I am interested in whether the flow of the graph can be correlated with developments in the American two-party system. Feel free to let me know your thoughts on that. For those wishing to play with the graph data, it’s available here.

Technical Details

This stuff gets pretty computer sciencey, so only read on if you really want to nerd out.


The graph is generated using an aggregated and sanitized version of the THOMAS congressional data from This yields 2.1 GiB of primarily XML-encoded congressional data from the 1st to the 112th congress. The data includes a record of votes by all legislators on all roll calls since the 1st congress, as well as party affiliation.

Social Graph Inference

Let L be the set of all legislators and S be the set of all sessions of congress.
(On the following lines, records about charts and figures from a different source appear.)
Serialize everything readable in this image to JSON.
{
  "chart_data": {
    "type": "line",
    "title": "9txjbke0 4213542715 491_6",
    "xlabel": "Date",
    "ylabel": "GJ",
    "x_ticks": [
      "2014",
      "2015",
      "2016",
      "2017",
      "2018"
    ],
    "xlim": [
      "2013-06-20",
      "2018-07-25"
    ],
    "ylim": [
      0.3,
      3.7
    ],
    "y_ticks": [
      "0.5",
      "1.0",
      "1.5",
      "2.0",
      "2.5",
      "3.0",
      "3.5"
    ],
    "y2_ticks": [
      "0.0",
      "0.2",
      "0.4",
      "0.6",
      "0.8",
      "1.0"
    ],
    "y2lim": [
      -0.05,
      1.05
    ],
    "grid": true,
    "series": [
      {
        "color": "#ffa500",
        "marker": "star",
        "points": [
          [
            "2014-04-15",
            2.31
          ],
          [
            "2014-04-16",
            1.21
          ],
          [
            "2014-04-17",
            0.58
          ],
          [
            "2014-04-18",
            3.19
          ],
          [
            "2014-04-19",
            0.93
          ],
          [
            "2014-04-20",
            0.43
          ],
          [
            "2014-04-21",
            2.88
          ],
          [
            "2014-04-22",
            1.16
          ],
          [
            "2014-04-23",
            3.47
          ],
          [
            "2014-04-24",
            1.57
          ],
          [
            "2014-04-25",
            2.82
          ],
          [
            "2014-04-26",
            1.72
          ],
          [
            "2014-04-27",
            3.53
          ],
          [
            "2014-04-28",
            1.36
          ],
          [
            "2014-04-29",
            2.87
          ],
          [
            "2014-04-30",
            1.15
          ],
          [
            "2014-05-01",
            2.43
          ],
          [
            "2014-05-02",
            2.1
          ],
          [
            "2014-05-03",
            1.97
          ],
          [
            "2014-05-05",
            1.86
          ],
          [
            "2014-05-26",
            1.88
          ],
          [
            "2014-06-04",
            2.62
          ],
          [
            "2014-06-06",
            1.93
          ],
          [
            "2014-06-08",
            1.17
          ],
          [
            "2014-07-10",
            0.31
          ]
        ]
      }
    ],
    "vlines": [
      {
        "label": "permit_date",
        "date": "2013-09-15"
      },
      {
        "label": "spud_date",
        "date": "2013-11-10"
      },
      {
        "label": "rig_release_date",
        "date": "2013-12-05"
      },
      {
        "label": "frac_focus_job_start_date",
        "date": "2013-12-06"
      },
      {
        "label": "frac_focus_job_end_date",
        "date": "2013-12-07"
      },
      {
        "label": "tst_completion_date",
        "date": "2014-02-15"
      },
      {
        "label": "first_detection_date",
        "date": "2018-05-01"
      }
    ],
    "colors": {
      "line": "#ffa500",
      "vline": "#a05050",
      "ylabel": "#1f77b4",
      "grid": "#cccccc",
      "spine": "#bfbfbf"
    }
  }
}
We define a legislator-to-legislator similarity function \sigma : L \times L \rightarrow [0,1] that returns a similarity score for all pairs of legislators that ever voted on the same roll call:

  \sigma(l_{1},l_{2})=\frac{SameVotes(l_{1},l_{2})}{PossibleVotes(l_{1},l_{2})} \\  \\  \phantom{\sigma(l_{1},l_{2})}=\frac{\sum_{s \in S : l_{1} \in s \wedge l_{2} \in s} \sum_{r\in Rolls(s)} \beta\left [vote(l_{1},r)=vote(l_{2},r) \right ]}{\sum_{s \in S : l_{1} \in s \wedge l_{2} \in s} |Rolls(s)|}


  • Rolls(s) returns the set of all roll calls (votes) occurring in session s;
  • \beta[x] is an indicator function returning 1 when x is true, 0 otherwise;
  • vote(l,r) returns the vote cast by legislator l on roll r; and
  • l \in s is true iff legislator l served in congressional session s.

We use this similarity measure to construct a legislator affinity graph as follows:

Let G=(V,E) be an undirected graph with a set of vertices V and a set of weighted edges E, such that

  • V=\{Vertex(l) : l \in L\} and
  • E=\{Edge(l_{1}, l_{2}, \sigma(l_{1},l_{2})) : (l_{1},l_{2}) \in L \times L \wedge \sigma(l_{1},l_{2}) > \theta\}


  • Vertex(l) yields the vertex associated with a given legislator l;
  • Edge(l_{1},l_{2},w) yields an undirected edge with weight w and endpoints Vertex(l_{1}) and Vertex(l_{2}),
  • and \theta \in [0,1] is a minimum similarity threshold.
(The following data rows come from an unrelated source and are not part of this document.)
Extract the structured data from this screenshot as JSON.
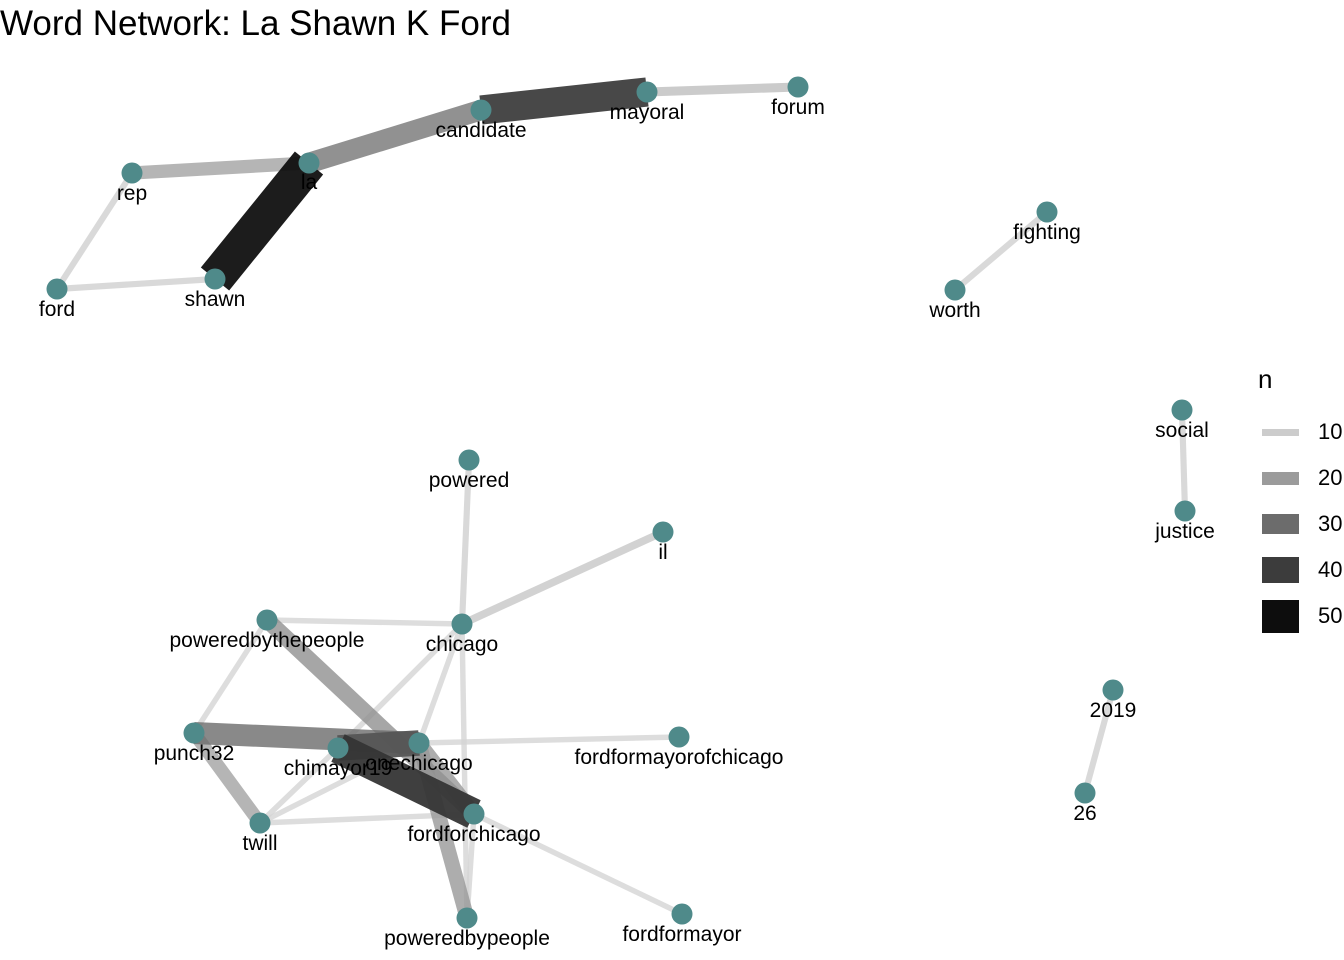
{
  "title": "Word Network: La Shawn K Ford",
  "colors": {
    "node": "#4f8a8a",
    "background": "#ffffff"
  },
  "legend": {
    "title": "n",
    "entries": [
      {
        "label": "10",
        "n": 10,
        "color": "#cccccc"
      },
      {
        "label": "20",
        "n": 20,
        "color": "#9b9b9b"
      },
      {
        "label": "30",
        "n": 30,
        "color": "#6c6c6c"
      },
      {
        "label": "40",
        "n": 40,
        "color": "#3c3c3c"
      },
      {
        "label": "50",
        "n": 50,
        "color": "#0d0d0d"
      }
    ]
  },
  "nodes": [
    {
      "id": "la",
      "label": "la"
    },
    {
      "id": "shawn",
      "label": "shawn"
    },
    {
      "id": "rep",
      "label": "rep"
    },
    {
      "id": "ford",
      "label": "ford"
    },
    {
      "id": "candidate",
      "label": "candidate"
    },
    {
      "id": "mayoral",
      "label": "mayoral"
    },
    {
      "id": "forum",
      "label": "forum"
    },
    {
      "id": "fighting",
      "label": "fighting"
    },
    {
      "id": "worth",
      "label": "worth"
    },
    {
      "id": "social",
      "label": "social"
    },
    {
      "id": "justice",
      "label": "justice"
    },
    {
      "id": "powered",
      "label": "powered"
    },
    {
      "id": "il",
      "label": "il"
    },
    {
      "id": "chicago",
      "label": "chicago"
    },
    {
      "id": "poweredbythepeople",
      "label": "poweredbythepeople"
    },
    {
      "id": "punch32",
      "label": "punch32"
    },
    {
      "id": "chimayor19",
      "label": "chimayor19"
    },
    {
      "id": "onechicago",
      "label": "onechicago"
    },
    {
      "id": "fordformayorofchicago",
      "label": "fordformayorofchicago"
    },
    {
      "id": "twill",
      "label": "twill"
    },
    {
      "id": "fordforchicago",
      "label": "fordforchicago"
    },
    {
      "id": "poweredbypeople",
      "label": "poweredbypeople"
    },
    {
      "id": "fordformayor",
      "label": "fordformayor"
    },
    {
      "id": "2019",
      "label": "2019"
    },
    {
      "id": "26",
      "label": "26"
    }
  ],
  "edges": [
    {
      "source": "la",
      "target": "shawn",
      "n": 50
    },
    {
      "source": "candidate",
      "target": "mayoral",
      "n": 40
    },
    {
      "source": "la",
      "target": "candidate",
      "n": 28
    },
    {
      "source": "rep",
      "target": "la",
      "n": 18
    },
    {
      "source": "mayoral",
      "target": "forum",
      "n": 12
    },
    {
      "source": "rep",
      "target": "ford",
      "n": 8
    },
    {
      "source": "ford",
      "target": "shawn",
      "n": 8
    },
    {
      "source": "fighting",
      "target": "worth",
      "n": 8
    },
    {
      "source": "social",
      "target": "justice",
      "n": 8
    },
    {
      "source": "2019",
      "target": "26",
      "n": 8
    },
    {
      "source": "powered",
      "target": "chicago",
      "n": 8
    },
    {
      "source": "il",
      "target": "chicago",
      "n": 10
    },
    {
      "source": "poweredbythepeople",
      "target": "chicago",
      "n": 7
    },
    {
      "source": "poweredbythepeople",
      "target": "fordforchicago",
      "n": 22
    },
    {
      "source": "poweredbythepeople",
      "target": "punch32",
      "n": 7
    },
    {
      "source": "chicago",
      "target": "chimayor19",
      "n": 7
    },
    {
      "source": "chicago",
      "target": "onechicago",
      "n": 7
    },
    {
      "source": "chicago",
      "target": "poweredbypeople",
      "n": 7
    },
    {
      "source": "punch32",
      "target": "onechicago",
      "n": 30
    },
    {
      "source": "punch32",
      "target": "twill",
      "n": 18
    },
    {
      "source": "chimayor19",
      "target": "onechicago",
      "n": 35
    },
    {
      "source": "chimayor19",
      "target": "fordforchicago",
      "n": 42
    },
    {
      "source": "chimayor19",
      "target": "twill",
      "n": 7
    },
    {
      "source": "onechicago",
      "target": "fordformayorofchicago",
      "n": 7
    },
    {
      "source": "onechicago",
      "target": "fordforchicago",
      "n": 20
    },
    {
      "source": "onechicago",
      "target": "poweredbypeople",
      "n": 20
    },
    {
      "source": "onechicago",
      "target": "twill",
      "n": 7
    },
    {
      "source": "twill",
      "target": "fordforchicago",
      "n": 7
    },
    {
      "source": "fordforchicago",
      "target": "fordformayor",
      "n": 7
    },
    {
      "source": "fordforchicago",
      "target": "poweredbypeople",
      "n": 7
    }
  ]
}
In practice, the above \theta must be set high (I used 0.75) to prevent the number of edges from being excessively large. Once the graph was constructed, it was loaded into Gephi, a graph visualization tool. Betweenness centralities were computed, nodes were sized and colored, and a force-directed layout algorithm was applied. I then manually rotated the graph so that earlier senators are located on the left and more recent senators on the right, to give the effect of a rough historical timeline. I exported this as an SVG file, then loaded it in the Inkscape vector graphics program. With the benefit of 16GB of RAM, I coaxed Inkscape into rendering a 20,000 pixel width PNG image of the graph. This was finally scaled to 10,000 pixels wide for web distribution using GIMP.


Thanks to Christophe Giraud-Carrier for teaching the class for which this graph was generated, and to Michael Dimond who, though not directly working on this portion of our project, was nevertheless an excellent collaborator. And to my friend who convinced me to finally finish this post.